Impact on the textile and apparel sector
The fashion industry, heavily reliant on imports from Asia, is particularly vulnerable. Countries like China, Vietnam, and Bangladesh, which are major suppliers of textiles and apparel to the US, are directly affected. Vogue Business says the high tariffs are expected to raise production costs, leading to higher prices for consumers and potential shifts in sourcing strategies.
India's response
India, facing a 26 per cent tariff, is proactively seeking to mitigate the impact by pursuing a bilateral trade agreement with the US. The Apparel Export Promotion Council (AEPC) highlights that 28 per cent of India's textile and apparel exports are destined for the US, with tariff variations ranging from lower duties on cotton fabrics to as high as 33 per cent on man-made fibers. By negotiating a trade deal, India aims to secure more favorable terms and enhance its competitiveness in the US market.
Impact on the US domestic market
The introduction of reciprocal tariffs is expected to have mixed effects on the US domestic market. While the policy aims to protect domestic manufacturers, it will also lead to higher prices for raw materials and finished goods, affecting consumers and businesses alike.
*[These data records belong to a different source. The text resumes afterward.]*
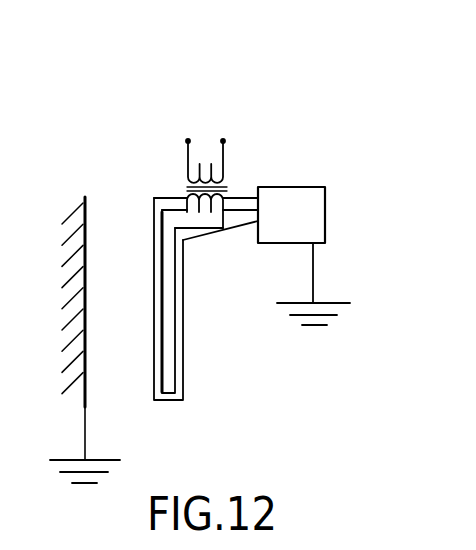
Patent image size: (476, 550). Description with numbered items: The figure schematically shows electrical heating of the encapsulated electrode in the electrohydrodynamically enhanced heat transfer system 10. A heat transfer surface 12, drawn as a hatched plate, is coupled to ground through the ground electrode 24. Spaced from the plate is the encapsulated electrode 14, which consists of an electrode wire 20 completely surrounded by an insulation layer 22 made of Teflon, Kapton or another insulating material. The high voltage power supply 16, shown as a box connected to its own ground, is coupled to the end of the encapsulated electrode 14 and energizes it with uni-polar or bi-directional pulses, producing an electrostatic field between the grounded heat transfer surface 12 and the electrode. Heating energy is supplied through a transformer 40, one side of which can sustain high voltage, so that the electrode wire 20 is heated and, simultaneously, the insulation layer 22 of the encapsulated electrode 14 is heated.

The heat transfer system 10 is at (250, 133).
The heat transfer surface 12 is at (83, 229).
The encapsulated electrode 14 is at (215, 330).
The high voltage power supply 16 is at (316, 216).
The electrode wire 20 is at (182, 368).
The insulation layer 22 is at (173, 400).
The ground electrode 24 is at (85, 438).
The transformer 40 is at (188, 170).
- Higher consumer prices: Due to increased tariffs on imported textiles and apparel, retail prices for clothing and footwear are expected to rise by 15-25 per cent.
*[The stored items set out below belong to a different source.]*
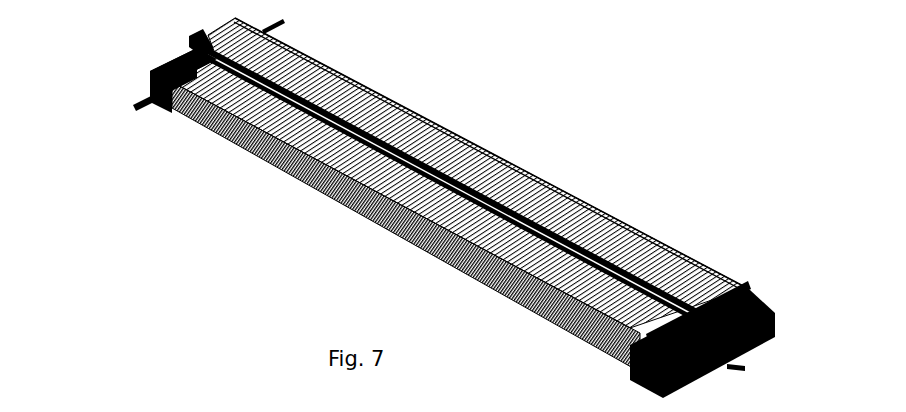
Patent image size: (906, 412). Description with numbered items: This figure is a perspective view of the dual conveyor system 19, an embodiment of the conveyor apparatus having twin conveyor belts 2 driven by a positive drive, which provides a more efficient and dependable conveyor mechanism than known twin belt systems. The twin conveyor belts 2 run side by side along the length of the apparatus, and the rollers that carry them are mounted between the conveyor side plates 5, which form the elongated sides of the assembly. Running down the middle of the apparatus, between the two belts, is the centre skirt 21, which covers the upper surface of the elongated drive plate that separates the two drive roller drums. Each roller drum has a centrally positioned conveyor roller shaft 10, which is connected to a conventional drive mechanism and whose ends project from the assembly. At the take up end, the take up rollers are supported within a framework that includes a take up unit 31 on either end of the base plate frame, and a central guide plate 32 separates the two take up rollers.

The dual conveyor system 19 is at (422, 204).
The conveyor belt 2 is at (377, 110).
The centre skirt 21 is at (283, 82).
The conveyor side plate 5 is at (257, 152).
The conveyor roller shaft 10 is at (147, 93).
The take up unit 31 is at (630, 370).
The central guide plate 32 is at (703, 312).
- Increased production costs: US-based manufacturers relying on imported fabrics and machinery will see operational costs rise, potentially leading to job losses.
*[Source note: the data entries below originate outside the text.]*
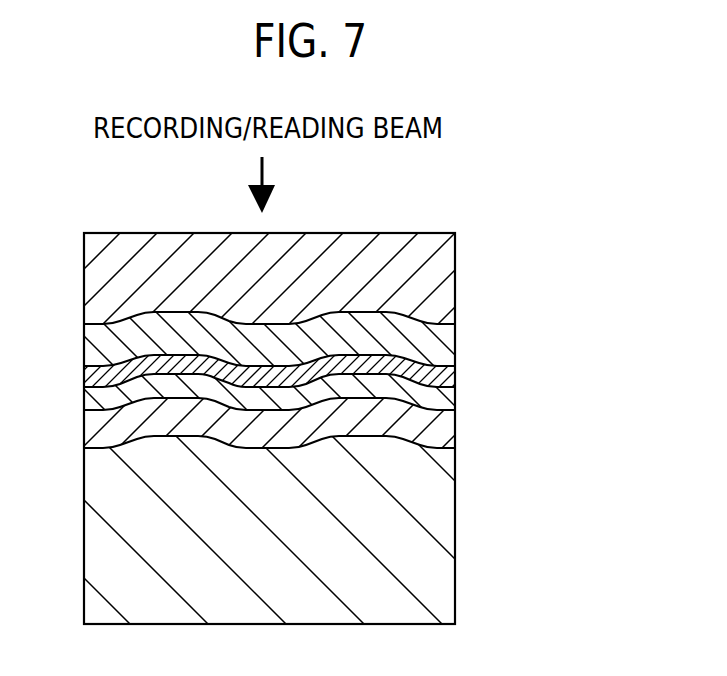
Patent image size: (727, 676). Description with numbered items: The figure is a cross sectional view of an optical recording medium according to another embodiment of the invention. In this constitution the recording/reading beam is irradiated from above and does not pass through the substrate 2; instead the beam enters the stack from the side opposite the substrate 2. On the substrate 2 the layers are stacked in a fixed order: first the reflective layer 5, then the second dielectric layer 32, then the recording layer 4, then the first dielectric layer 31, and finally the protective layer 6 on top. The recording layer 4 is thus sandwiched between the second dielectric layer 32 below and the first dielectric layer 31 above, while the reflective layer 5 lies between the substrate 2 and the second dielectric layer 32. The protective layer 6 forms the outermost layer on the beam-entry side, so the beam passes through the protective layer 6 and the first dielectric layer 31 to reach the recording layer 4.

The substrate 2 is at (455, 480).
The reflective layer 5 is at (455, 422).
The second dielectric layer 32 is at (455, 397).
The recording layer 4 is at (455, 378).
The first dielectric layer 31 is at (455, 343).
The protective layer 6 is at (455, 285).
- Shift in sourcing strategies: Brands and retailers may shift to domestic suppliers or explore alternative sourcing from countries in Latin America.
- Retail market struggles: Mid-tier and budget retailers, such as Walmart and Target, which rely on low-cost imports, are expected to face significant challenges.
Market, global reactions and economic forecasts
The announcement has led to immediate market volatility. As per Investopedia, major US stock indices saw significant declines in after-hours trading on April 2, 2025. The SPDR S&P 500 ETF fell by over 2 per cent, the Dow Jones ETF decreased by 1 per cent, and the Nasdaq-tracking Invesco QQQ Trust dropped up to 3 per cent. Companies with extensive global supply chains, such as Apple and Tesla, saw their shares fall approximately 6 per cent and 4 per cent, respectively. Apparel giants like Nike and Lululemon also saw a drop of 7 per cent and over 11 per cent, respectively.
International reactions have been swift and varied. China has condemned the tariffs and is considering countermeasures. As The Guardian reports the EU and Japan too criticized the move and are particularly concerned about the impact on their automotive industries. South Korea is seeking diplomatic resolutions, while India is exploring tariff reductions to ease tensions. Canada and Mexico, though exempt from the latest tariffs due to existing agreements, remain vigilant.
Table: Tariff impact by country and industry
Country |
T&A tariff (%) |
Affected sectors |
Expected price increase (%) |
China |
50%+ |
Apparel, Footwear |
20-30% |
India |
26% |
Cotton, Fabrics |
10-15% |
EU |
20% |
Luxury Apparel |
12-18% |
Japan |
26% |
Technical Textiles |
10-15% |
South Korea |
26% |
Synthetic Fibers |
8-12% |
Therefore, the latest tariffs imposition marks a significant shift in global trade dynamics, with profound implications for the textile and apparel industry. As nations navigate these changes, the sector faces a period of uncertainty, necessitating adjustments and diplomatic engagements to mitigate adverse effects and capitalize on emerging opportunities.